There was one thing she could do. Even with her hands tied and her fingers numbed and her eyes blinded, she could listen. It was possible, she knew, to hear which valves leaked and which stuck, which ventricles filled and which backed up, where blood flowed and where it flooded. She bent. She listened. The heart sped and sped. Was that making things better or worse? She couldn’t tell. She closed her eyes again. She shut it all out. She broke it all down. She listened for aortic versus pulmonary valve closure; she listened separately. She listened for increased venous return and negative intrathoracic pressure. She listened for the right ventricle to empty and for mid-systolic clicks. She listened to see, to peer with her ears, to force them into servitude as organs of imagination, precognition, and miracle. She tried to hear in the too-fast, too-loud, panicked pulse a story, tale and detail, what it meant and what it foreshadowed, its history and backstory. But she couldn’t make it out. Doctors used to do this, she knew, before echocardiograms and EKGs and chest X-rays. But that was well before her time. She had done it once, maybe, in school, as an exercise. At 130 frantic BPM in the melee of this limping clinic shoved wall to corner to wall with the frantic and the feverish, it was beyond her. She could only guess.

“Esmolol?” she asked K. K shook her head. Rosie wasn’t happy, but she also was not surprised.

“Labetolol?” Esmolol would have been better. It was rapid onset but short duration so they could see. If it helped, great. If it made it worse, that yielded enough useful information to make it worth the risk, and when it wore off five minutes later, they’d know how to proceed. But Labetolol would do. Slowing the heart rate was a good guess, and Labetolol was much more common and inexpensive; she should have known it was the drug they’d have on hand.

But K shook her head at that too.

Rosie felt the adrenaline come on like a reckless but not unwelcome old friend, one you were glad to see but would regret in the morning. She would have to make do with morphine. It would calm the patient at least. It would ease her pain. It would slow her heart and dilate her blood vessels and buy her—buy them all—a deep breath.

But K shook her head at even cheap, easy, ubiquitous morphine. “So sorry,” said K. “We are have not.”

Rosie backed away from the patient, one step, two, and sat heavily into a plastic blue picnic chair. “I’m sorry,” she apologized to the patient, to K, to the large percentage of the world that did not have what the other large percentage of the world took for granted. They had blue-ribbon hospitals a forty-minute flight away in Bangkok.

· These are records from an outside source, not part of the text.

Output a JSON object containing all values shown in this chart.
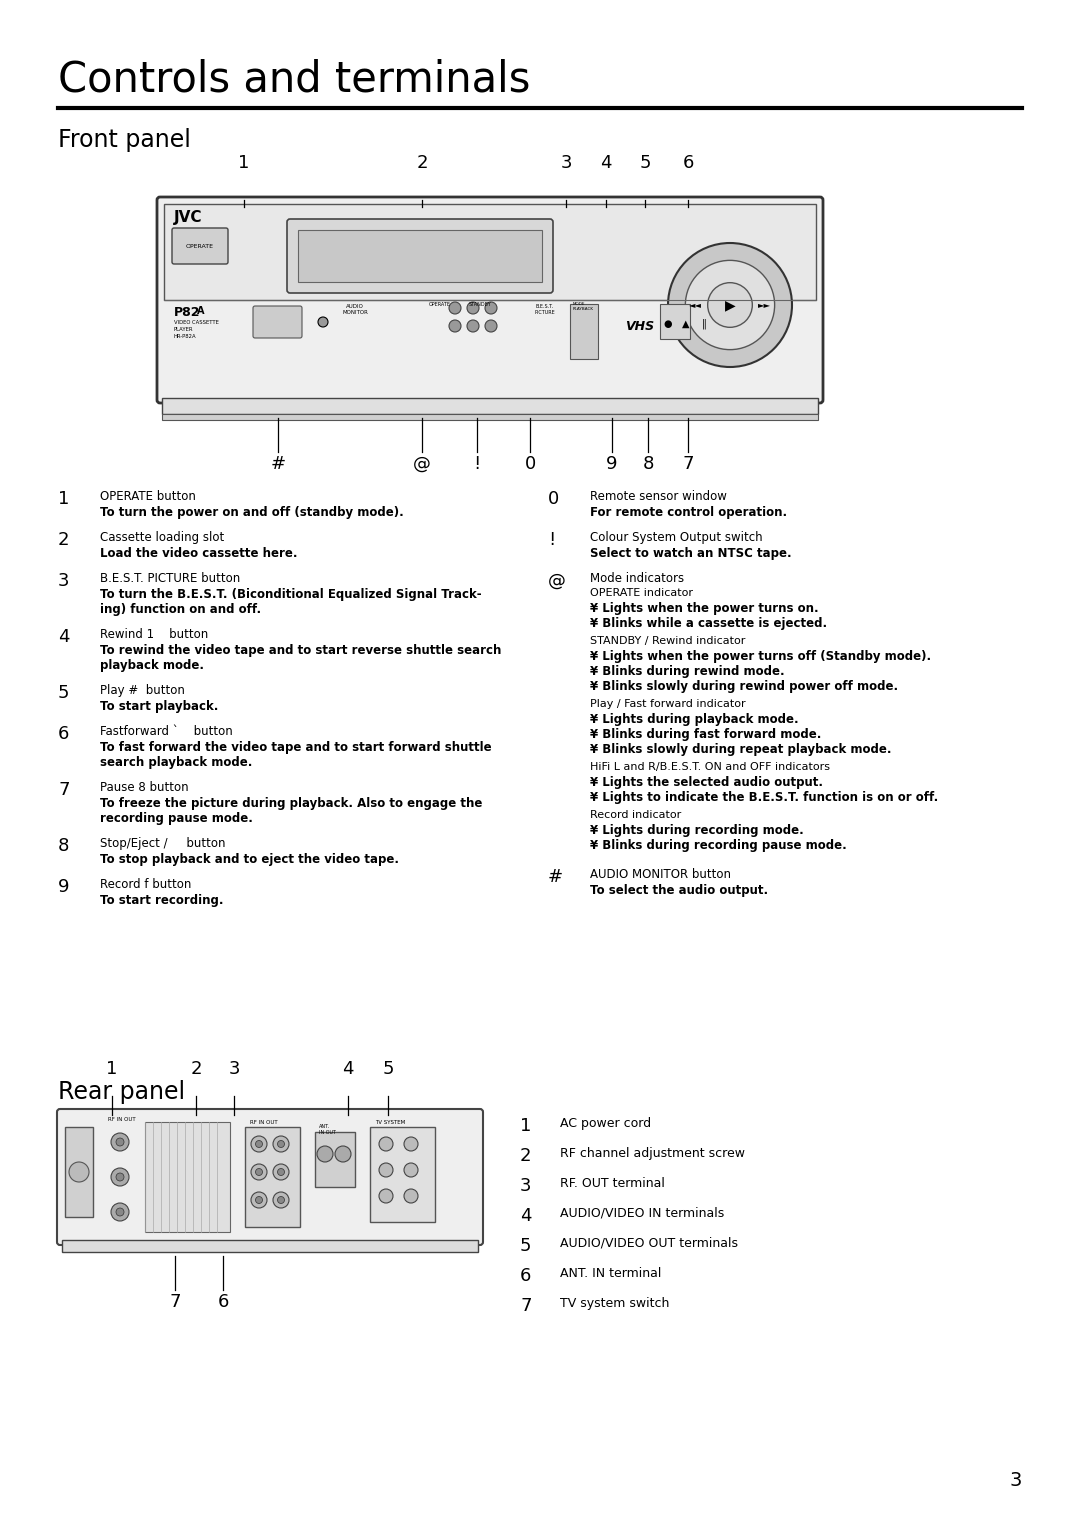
{
  "title": "Controls and terminals",
  "section1": "Front panel",
  "section2": "Rear panel",
  "bg_color": "#ffffff",
  "text_color": "#000000",
  "page_number": "3",
  "front_desc_left": [
    {
      "num": "1",
      "title": "OPERATE button",
      "bold": "To turn the power on and off (standby mode)."
    },
    {
      "num": "2",
      "title": "Cassette loading slot",
      "bold": "Load the video cassette here."
    },
    {
      "num": "3",
      "title": "B.E.S.T. PICTURE button",
      "bold": "To turn the B.E.S.T. (Biconditional Equalized Signal Track-\ning) function on and off."
    },
    {
      "num": "4",
      "title": "Rewind 1    button",
      "bold": "To rewind the video tape and to start reverse shuttle search\nplayback mode."
    },
    {
      "num": "5",
      "title": "Play #  button",
      "bold": "To start playback."
    },
    {
      "num": "6",
      "title": "Fastforward `    button",
      "bold": "To fast forward the video tape and to start forward shuttle\nsearch playback mode."
    },
    {
      "num": "7",
      "title": "Pause 8 button",
      "bold": "To freeze the picture during playback. Also to engage the\nrecording pause mode."
    },
    {
      "num": "8",
      "title": "Stop/Eject /     button",
      "bold": "To stop playback and to eject the video tape."
    },
    {
      "num": "9",
      "title": "Record f button",
      "bold": "To start recording."
    }
  ],
  "front_desc_right_simple": [
    {
      "num": "0",
      "title": "Remote sensor window",
      "bold": "For remote control operation."
    },
    {
      "num": "!",
      "title": "Colour System Output switch",
      "bold": "Select to watch an NTSC tape."
    }
  ],
  "mode_indicators_title": "@ Mode indicators",
  "mode_indicator_at": "@",
  "mode_subsections": [
    {
      "subtitle": "OPERATE indicator",
      "items": [
        "Lights when the power turns on.",
        "Blinks while a cassette is ejected."
      ]
    },
    {
      "subtitle": "STANDBY / Rewind indicator",
      "items": [
        "Lights when the power turns off (Standby mode).",
        "Blinks during rewind mode.",
        "Blinks slowly during rewind power off mode."
      ]
    },
    {
      "subtitle": "Play / Fast forward indicator",
      "items": [
        "Lights during playback mode.",
        "Blinks during fast forward mode.",
        "Blinks slowly during repeat playback mode."
      ]
    },
    {
      "subtitle": "HiFi L and R/B.E.S.T. ON and OFF indicators",
      "items": [
        "Lights the selected audio output.",
        "Lights to indicate the B.E.S.T. function is on or off."
      ]
    },
    {
      "subtitle": "Record indicator",
      "items": [
        "Lights during recording mode.",
        "Blinks during recording pause mode."
      ]
    }
  ],
  "audio_monitor_num": "#",
  "audio_monitor_title": "AUDIO MONITOR button",
  "audio_monitor_bold": "To select the audio output.",
  "rear_desc_right": [
    {
      "num": "1",
      "title": "AC power cord"
    },
    {
      "num": "2",
      "title": "RF channel adjustment screw"
    },
    {
      "num": "3",
      "title": "RF. OUT terminal"
    },
    {
      "num": "4",
      "title": "AUDIO/VIDEO IN terminals"
    },
    {
      "num": "5",
      "title": "AUDIO/VIDEO OUT terminals"
    },
    {
      "num": "6",
      "title": "ANT. IN terminal"
    },
    {
      "num": "7",
      "title": "TV system switch"
    }
  ]
}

They had blue-ribbon hospitals for elephants. How could this place be so near and so far?

“I also,” said K.

Rosie thought back to the time, three minutes earlier, when she’d have traded a son for an echocardiogram. It wouldn’t have mattered. Knowing what the problem was didn’t help if none of the solutions were available in any case. “What do you do?” she said to K.

“Next case,” K said.

“We just let her die?”

“Not let,” said K. “We watch, help ease, be witness. Next time be better.”

“The next patient?”

K shook her head. “Next life.”

“Can’t we put her in your truck and drive her to a hospital? A real one?”

“Cannot spare,” K said sadly, and whether what could not be spared was the truck, herself, the medicine, or a favor from an underfunded hospital for a patient not likely to make it at this point anyway, Rosie neither knew nor supposed it really mattered. She did the only thing left to do. She went back to the pile of intake forms and picked up the next one.